We are taking biochemical and genetic approaches to dissect two signaling pathways: ubiquitin-mediated activation of protein kinases and antiviral innate immunity. We have uncovered a novel function of ubiquitin in activating protein kinases in the nuclear factor κB (NF-κB) signaling cascade through a proteasome-independent mechanism. Our current effort is focused on elucidating the biochemical mechanism underlying the regulatory function of ubiquitin. In viral signaling, we are particularly interested in dissecting the signaling pathway by which a host cell mounts an immune response to RNA virus infection. We are also interested in how some viruses evade the host immune system.
Ubiquitin Signaling
The transcription factor NF-κB is activated by a large variety of agents, including proinflammatory cytokines and microbial pathogens. NF-κB is normally retained in the cytosol through its association with the inhibitory proteins of the IκB family. Stimulation of cells leads to the rapid activation of the IκB kinase (IKK) complex, which phosphorylates IκB and targets this inhibitor for polyubiquitination and subsequent degradation by the proteasome. This allows NF-κB to enter the nucleus to activate a battery of genes involved in inflammation, immunity, and survival of cells.

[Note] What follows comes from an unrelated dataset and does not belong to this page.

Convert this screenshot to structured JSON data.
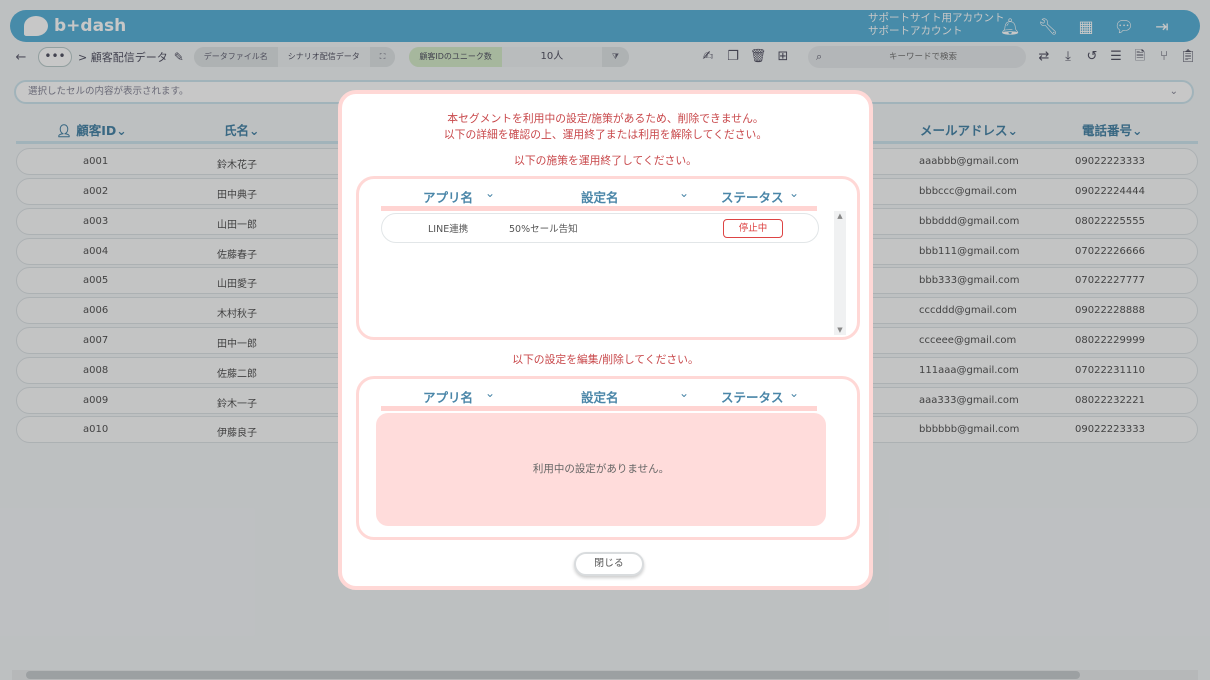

In the course of studying the regulation of IKK by TRAF6, a protein essential for NF-κB activation by interleukin-1 receptor (IL-1R) and Toll-like receptors (TLRs), we identified two factors that mediate IKK activation by TRAF6. One of these factors is a ubiquitin-conjugating enzyme (E2) complex consisting of Ubc13 and Uev1A, and the other is a protein kinase complex containing TAK1, TAB1, and TAB2. We found that TRAF6 functions as a ubiquitin ligase (E3) that, in conjunction with the Ubc13-Uev1A complex, catalyzes the synthesis of a unique polyubiquitin chain linked through lysine-63 of ubiquitin. This K63 polyubiquitination activates the TAK1 kinase complex through a proteasome-independent mechanism.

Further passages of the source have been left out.